Switzerland is demanding that the European Union freezes its plans to levy a new tax on re-exports.
The government said a diplomatic note was on its way to the European Commission, following Brussels’ surprise decision to levy the tax from March 1.
The State Secretariat for Economic Affairs (Seco) said the note would convey its “astonishment” that Brussels did not inform Bern officially that it intended to impose the new tariffs on goods exported back to the EU by Swiss firms.
Seco is demanding that negotiators immediately convene talks on a free trade agreement which dates back to 1972.
Luzius Wasescha, a senior Swiss official with responsibility for the country’s international trade relations, said a “bureaucrat” at the European Commission had just discovered that the accord did not apply to re-exports, hence the decision to impose the tax.
The commission later appeared to soften its position, saying the tax would not necessarily be applied from March 1.
A spokesman for the integration office, Stephan Schmid, said Switzerland would "do everything possible” to stop the new regime from being implemented.
The note is being sent to the European Commission’s customs and taxation office, ahead of talks scheduled for next Tuesday in Basel.
News of the tariffs was published in the Swiss press on Wednesday, after Brussels had informed Swiss exporters.
A row quickly broke out after it emerged that the European Commission had not told the Swiss government of its plans.
Under the 1972 agreement, products and materials imported to Switzerland and subsequently exported back to the EU have not been subject to customs charges.

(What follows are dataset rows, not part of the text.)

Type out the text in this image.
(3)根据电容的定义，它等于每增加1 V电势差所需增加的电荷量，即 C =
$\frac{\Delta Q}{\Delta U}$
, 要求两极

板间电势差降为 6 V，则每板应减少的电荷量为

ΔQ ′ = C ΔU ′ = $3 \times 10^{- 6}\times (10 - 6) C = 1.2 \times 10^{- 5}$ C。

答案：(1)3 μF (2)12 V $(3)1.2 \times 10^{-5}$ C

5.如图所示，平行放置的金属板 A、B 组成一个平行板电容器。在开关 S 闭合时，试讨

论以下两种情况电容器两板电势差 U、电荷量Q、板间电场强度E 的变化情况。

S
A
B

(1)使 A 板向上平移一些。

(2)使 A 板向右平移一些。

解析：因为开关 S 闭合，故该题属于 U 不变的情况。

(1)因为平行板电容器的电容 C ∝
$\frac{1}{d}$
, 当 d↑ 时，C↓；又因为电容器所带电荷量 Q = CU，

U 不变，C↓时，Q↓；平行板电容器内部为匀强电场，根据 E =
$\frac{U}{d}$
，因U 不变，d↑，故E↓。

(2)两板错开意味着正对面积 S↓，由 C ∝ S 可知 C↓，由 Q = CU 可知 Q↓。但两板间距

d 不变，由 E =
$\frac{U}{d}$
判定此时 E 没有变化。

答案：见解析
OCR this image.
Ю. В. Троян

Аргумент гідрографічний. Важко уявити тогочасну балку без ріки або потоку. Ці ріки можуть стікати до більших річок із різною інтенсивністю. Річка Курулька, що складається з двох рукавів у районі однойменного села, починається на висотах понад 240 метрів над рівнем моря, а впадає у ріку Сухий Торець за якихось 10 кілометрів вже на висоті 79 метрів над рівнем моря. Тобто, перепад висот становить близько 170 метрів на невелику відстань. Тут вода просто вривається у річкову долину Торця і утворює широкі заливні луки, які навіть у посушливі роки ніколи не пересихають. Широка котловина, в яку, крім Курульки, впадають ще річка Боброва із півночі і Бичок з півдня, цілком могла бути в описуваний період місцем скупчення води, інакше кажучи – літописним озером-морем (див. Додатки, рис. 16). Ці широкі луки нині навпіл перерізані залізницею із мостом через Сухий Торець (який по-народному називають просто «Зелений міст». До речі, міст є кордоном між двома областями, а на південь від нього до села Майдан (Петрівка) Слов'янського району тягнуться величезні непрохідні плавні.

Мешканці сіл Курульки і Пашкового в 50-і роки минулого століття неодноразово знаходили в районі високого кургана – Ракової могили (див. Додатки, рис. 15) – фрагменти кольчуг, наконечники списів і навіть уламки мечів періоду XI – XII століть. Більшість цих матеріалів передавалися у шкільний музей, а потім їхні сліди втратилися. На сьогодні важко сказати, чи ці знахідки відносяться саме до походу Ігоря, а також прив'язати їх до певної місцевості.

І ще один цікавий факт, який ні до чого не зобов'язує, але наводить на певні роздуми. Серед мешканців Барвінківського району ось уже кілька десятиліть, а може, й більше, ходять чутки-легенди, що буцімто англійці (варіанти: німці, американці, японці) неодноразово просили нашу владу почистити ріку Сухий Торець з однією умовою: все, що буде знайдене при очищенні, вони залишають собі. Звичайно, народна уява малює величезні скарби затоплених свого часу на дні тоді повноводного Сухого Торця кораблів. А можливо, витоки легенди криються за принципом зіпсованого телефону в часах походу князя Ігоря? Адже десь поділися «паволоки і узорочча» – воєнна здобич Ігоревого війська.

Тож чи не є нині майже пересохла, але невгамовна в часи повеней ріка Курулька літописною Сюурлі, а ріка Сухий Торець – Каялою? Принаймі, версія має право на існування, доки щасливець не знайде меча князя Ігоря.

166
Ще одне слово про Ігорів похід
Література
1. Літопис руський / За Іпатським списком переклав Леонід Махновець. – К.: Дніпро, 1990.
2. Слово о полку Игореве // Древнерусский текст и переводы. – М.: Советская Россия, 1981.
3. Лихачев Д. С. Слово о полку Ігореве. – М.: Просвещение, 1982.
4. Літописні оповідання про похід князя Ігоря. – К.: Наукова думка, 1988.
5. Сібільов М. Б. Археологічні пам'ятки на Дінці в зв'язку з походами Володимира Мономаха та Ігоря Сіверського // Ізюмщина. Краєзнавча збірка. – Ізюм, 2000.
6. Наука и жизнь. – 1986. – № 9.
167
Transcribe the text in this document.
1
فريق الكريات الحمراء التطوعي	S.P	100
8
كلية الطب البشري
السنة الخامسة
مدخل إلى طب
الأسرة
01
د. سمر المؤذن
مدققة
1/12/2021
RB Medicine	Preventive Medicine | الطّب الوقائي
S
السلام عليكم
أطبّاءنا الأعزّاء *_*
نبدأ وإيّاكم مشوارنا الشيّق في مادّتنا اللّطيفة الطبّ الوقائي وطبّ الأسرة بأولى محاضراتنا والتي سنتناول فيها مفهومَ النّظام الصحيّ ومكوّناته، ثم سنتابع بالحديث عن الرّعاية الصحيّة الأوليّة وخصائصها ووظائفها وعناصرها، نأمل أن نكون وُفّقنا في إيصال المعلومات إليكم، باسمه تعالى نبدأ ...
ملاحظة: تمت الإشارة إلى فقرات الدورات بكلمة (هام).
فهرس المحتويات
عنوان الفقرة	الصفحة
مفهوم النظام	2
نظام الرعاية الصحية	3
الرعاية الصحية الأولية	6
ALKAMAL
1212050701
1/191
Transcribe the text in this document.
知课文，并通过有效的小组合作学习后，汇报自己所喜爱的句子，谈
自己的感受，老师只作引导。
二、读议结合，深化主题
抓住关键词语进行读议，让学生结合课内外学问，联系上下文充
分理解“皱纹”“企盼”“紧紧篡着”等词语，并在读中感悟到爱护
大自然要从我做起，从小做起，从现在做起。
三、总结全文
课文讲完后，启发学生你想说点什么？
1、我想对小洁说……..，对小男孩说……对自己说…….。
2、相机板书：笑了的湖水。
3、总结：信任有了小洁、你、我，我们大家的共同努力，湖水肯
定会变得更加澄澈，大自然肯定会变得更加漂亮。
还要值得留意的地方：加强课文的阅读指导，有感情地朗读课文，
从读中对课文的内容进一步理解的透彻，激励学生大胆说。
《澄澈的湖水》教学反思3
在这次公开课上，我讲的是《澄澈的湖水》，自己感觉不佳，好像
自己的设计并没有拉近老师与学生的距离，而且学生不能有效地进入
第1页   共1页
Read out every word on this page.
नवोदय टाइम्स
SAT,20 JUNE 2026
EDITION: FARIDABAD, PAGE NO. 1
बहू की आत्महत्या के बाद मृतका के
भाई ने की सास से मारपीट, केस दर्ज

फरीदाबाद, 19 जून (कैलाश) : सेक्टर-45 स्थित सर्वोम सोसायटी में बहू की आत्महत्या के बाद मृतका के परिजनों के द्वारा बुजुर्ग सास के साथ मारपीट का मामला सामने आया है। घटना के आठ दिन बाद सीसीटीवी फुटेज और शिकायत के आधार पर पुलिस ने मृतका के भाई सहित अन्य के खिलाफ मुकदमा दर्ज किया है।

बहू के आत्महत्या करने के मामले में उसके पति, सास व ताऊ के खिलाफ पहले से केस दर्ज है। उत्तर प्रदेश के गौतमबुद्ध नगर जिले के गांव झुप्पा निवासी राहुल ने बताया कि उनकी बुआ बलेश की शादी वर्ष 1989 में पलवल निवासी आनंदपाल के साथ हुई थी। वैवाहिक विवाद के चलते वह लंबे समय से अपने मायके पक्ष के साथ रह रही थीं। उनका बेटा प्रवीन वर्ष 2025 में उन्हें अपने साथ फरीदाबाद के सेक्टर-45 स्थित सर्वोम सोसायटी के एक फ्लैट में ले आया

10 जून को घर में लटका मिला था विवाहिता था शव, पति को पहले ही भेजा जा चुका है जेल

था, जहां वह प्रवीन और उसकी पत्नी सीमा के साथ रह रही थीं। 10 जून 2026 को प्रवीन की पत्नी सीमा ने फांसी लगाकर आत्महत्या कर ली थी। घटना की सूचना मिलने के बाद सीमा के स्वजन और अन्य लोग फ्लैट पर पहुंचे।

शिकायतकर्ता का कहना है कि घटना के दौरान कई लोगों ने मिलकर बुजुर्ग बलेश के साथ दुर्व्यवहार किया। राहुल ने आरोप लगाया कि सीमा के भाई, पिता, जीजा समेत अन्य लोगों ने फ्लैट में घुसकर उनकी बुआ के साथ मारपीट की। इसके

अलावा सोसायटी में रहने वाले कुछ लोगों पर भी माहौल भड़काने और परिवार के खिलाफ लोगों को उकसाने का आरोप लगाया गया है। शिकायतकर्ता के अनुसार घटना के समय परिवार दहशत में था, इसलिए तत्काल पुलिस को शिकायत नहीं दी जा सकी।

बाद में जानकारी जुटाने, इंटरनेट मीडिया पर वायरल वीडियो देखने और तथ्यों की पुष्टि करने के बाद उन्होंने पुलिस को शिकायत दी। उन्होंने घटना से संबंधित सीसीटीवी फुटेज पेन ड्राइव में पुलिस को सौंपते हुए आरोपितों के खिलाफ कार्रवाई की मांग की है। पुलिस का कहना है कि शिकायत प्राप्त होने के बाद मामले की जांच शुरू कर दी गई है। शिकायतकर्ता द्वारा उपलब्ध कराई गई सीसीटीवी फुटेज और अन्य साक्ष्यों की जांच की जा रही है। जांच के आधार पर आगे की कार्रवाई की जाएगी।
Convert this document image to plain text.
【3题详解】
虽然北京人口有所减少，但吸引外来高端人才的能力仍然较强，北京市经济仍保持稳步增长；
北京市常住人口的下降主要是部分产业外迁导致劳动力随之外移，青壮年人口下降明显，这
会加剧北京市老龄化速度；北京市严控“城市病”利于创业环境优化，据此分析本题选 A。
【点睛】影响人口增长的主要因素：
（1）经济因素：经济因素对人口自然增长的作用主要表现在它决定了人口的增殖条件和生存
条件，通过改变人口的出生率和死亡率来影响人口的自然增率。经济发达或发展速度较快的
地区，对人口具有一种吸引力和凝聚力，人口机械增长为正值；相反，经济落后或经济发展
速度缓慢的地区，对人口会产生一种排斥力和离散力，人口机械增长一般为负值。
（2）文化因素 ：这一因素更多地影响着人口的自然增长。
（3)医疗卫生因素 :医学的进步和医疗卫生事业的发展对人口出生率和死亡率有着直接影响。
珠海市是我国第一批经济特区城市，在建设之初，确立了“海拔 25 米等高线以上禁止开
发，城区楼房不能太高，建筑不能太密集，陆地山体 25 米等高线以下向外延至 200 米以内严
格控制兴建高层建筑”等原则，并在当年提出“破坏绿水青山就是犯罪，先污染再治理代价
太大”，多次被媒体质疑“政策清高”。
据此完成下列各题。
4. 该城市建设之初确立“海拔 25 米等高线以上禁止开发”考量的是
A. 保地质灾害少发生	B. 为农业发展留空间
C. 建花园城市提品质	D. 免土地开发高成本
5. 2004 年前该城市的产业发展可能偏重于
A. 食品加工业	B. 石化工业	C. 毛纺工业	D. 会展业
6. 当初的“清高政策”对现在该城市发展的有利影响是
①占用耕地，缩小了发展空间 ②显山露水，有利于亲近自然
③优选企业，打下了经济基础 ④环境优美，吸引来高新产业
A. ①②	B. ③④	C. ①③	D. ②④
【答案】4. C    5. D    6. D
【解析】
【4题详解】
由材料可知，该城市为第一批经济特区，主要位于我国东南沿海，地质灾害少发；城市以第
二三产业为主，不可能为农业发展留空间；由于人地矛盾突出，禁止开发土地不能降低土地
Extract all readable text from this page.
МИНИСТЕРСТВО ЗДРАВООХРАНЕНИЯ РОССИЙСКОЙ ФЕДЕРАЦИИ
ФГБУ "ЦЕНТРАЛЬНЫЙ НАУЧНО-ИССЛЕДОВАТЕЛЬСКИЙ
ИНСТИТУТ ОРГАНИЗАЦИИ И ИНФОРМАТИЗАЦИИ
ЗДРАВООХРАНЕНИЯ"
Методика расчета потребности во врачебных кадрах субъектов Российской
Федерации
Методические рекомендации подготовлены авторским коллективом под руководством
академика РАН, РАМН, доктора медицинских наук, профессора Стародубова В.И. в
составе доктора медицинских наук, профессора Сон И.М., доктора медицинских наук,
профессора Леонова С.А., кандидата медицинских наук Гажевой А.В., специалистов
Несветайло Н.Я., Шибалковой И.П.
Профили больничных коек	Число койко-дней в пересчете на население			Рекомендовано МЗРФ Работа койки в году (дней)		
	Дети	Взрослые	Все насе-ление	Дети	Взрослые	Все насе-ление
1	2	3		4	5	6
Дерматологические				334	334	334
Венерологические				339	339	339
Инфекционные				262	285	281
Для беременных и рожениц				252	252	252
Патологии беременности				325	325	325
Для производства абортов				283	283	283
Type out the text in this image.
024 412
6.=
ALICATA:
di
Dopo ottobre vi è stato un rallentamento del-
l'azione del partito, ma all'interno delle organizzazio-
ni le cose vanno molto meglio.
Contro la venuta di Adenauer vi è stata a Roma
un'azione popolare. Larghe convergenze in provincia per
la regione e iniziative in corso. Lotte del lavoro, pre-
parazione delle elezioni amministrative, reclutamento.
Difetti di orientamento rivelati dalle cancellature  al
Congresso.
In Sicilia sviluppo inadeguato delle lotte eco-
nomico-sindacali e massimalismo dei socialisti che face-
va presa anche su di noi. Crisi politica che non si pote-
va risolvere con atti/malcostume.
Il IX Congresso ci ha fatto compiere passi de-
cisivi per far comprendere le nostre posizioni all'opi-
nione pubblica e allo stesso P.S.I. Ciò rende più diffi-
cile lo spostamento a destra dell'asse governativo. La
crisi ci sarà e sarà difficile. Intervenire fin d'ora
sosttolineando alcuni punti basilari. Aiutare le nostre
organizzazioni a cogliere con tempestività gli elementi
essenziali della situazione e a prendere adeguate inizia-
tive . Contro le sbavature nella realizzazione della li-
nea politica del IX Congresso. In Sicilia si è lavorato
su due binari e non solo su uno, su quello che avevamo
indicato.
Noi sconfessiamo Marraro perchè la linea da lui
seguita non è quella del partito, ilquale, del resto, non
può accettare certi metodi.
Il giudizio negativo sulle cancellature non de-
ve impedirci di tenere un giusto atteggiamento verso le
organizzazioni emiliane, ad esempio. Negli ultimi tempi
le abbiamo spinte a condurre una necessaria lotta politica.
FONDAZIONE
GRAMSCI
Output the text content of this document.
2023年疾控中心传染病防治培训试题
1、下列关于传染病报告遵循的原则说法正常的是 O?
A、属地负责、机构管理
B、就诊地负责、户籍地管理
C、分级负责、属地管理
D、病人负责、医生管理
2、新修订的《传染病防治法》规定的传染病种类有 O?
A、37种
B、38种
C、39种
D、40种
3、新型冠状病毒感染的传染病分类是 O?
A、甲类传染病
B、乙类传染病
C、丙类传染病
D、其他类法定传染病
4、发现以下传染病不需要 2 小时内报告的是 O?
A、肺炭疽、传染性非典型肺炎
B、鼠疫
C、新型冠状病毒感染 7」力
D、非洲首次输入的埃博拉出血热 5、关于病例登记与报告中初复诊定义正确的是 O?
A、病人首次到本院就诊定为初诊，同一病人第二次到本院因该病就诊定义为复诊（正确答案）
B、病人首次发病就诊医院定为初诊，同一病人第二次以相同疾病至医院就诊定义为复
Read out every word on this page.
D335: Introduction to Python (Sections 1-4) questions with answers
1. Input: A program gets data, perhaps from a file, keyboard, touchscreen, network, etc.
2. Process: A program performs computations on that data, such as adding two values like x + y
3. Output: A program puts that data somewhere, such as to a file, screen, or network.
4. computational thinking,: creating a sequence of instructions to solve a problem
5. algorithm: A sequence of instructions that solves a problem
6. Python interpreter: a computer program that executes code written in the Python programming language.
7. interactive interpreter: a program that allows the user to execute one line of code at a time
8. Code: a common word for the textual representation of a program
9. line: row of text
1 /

Wasescha said Switzerland would be seeking “clarification” from the commission as well as a suspension of the planned tariffs. He added that the aim was to have the clause relating to re-exports dropped or amended so as to preserve the status quo.
Wasescha dismissed comments from Commission spokesman, Jonathan Todd, that the tax was "not new".
Officials at Seco said they were unable to put a price tag on the likely cost of the tariffs to Swiss companies, but warned that many businesses would suffer, if it were implemented.
“It’s not possible to quantify exactly what this will mean for the Swiss economy,” commented Seco’s Antje Baertschi.
“But we are talking about a considerable sum, especially when you bear in mind the number of companies affected by this,” she added.
The economics ministry said the worst affected sectors would be textiles, chemicals and pharmaceuticals – which rely on raw materials from EU member states.
In an interview with swissinfo on Thursday, the economics minister, Joseph Deiss, said he did not think the tax had anything to do with a separate dispute with the EU over a taxation agreement.
Commentators had speculated that Brussels was trying to increase the pressure on Switzerland to hand over income from EU residents’ savings in Swiss banks.
swissinfo with agencies
The new tax is aimed at products exported from Switzerland to the European Union which were made using raw materials imported from EU member states.
The chemical, textile and pharmaceutical industries would be most affected by the tax.
Relations between Bern and Brussels are already strained over tax issues.